A generosidade de brasileiros ultrapassou fronteiras para reconhecer a coragem de um voluntário indonésio. Abd Harris Agam, mais conhecido como Agam Rinjani, recebeu pouco mais de R$ 435 mil arrecadados por meio de uma vaquinha virtual criada após seu envolvimento no resgate do corpo da brasileira Juliana Marins, no Monte Rinjani, na Indonésia.
A transferência do valor foi feita na terça-feira, 8 de julho, segundo informou a plataforma Razões para Acreditar, responsável pela campanha. Embora o total arrecadado tenha superado os R$ 518 mil, o montante recebido por Agam foi reduzido devido ao desconto do Imposto sobre Operações Financeiras (IOF).
O episódio que comoveu os brasileiros ocorreu após a queda fatal de Juliana durante uma trilha na região montanhosa. Agam se arriscou em uma área de difícil acesso e passou a noite ao lado do corpo da vítima para impedir que ele deslizasse ainda mais pela encosta instável.

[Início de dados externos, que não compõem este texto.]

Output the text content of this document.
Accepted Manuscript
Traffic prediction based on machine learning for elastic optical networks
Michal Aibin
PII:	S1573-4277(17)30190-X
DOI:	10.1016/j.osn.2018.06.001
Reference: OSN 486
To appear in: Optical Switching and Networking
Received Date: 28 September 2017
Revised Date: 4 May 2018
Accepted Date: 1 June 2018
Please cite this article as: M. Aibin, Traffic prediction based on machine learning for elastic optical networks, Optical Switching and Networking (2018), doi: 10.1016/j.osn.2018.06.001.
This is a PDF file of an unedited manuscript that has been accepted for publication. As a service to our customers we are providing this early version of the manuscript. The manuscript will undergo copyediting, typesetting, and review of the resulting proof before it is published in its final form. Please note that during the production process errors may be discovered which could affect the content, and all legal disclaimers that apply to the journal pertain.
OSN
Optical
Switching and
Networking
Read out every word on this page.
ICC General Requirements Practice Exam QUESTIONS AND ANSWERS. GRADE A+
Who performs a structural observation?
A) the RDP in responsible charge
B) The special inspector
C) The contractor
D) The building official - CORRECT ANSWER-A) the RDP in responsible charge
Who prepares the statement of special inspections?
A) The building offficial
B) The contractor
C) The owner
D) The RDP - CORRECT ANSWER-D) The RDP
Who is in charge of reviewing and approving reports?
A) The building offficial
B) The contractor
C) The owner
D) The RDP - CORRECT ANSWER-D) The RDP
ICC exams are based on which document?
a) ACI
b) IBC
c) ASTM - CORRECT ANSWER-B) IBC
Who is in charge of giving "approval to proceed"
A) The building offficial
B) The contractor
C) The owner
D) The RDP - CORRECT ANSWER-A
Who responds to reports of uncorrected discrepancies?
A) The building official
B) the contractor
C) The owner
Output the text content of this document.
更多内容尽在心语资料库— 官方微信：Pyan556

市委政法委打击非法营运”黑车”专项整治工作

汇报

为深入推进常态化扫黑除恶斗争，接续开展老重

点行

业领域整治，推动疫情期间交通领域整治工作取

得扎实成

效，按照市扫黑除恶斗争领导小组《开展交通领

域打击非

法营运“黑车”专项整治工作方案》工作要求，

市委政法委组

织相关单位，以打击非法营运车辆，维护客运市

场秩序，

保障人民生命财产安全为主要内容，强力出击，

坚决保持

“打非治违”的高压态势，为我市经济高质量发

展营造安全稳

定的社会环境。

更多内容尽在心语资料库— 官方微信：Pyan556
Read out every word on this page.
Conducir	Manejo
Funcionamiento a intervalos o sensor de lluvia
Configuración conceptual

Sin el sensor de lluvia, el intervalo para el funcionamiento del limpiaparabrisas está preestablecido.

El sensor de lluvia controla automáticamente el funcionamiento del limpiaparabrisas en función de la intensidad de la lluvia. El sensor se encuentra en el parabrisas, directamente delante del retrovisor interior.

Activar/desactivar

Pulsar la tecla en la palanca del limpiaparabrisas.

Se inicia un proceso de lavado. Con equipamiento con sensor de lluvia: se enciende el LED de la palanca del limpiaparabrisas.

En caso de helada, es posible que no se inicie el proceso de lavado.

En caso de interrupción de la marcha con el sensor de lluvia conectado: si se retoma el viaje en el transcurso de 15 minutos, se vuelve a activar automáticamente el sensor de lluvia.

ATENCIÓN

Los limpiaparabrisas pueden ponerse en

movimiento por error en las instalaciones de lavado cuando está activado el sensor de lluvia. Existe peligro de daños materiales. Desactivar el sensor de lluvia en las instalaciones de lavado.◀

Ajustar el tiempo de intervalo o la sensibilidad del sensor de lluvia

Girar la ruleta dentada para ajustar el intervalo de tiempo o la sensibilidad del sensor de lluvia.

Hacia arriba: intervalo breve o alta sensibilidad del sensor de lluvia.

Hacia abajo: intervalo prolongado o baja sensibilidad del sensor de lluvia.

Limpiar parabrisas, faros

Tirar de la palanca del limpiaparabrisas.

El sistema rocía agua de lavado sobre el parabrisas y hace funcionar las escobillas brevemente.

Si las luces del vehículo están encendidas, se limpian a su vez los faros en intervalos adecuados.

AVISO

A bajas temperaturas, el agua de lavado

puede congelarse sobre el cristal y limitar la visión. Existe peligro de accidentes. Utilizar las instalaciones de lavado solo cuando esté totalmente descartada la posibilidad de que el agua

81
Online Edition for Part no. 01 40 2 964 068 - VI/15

Inicialmente, a campanha chegou a ser suspensa após surgirem questionamentos de doadores sobre a aplicação de uma taxa de 20% pela plataforma de arrecadação.
Com a repercussão negativa, os organizadores recuaram e garantiram que o valor seria transferido integralmente ao alpinista, sem deduções por parte da Voaa, plataforma especializada em vaquinhas on-line.
A atitude de Agam, que não integra a equipe oficial de resgate do governo indonésio, tocou profundamente o público. Sua bravura foi apontada como comparável à de um socorrista profissional. Ele atua fora da Basarnas, agência nacional de busca e salvamento da Indonésia, mas sua dedicação e conhecimento técnico se destacaram no caso.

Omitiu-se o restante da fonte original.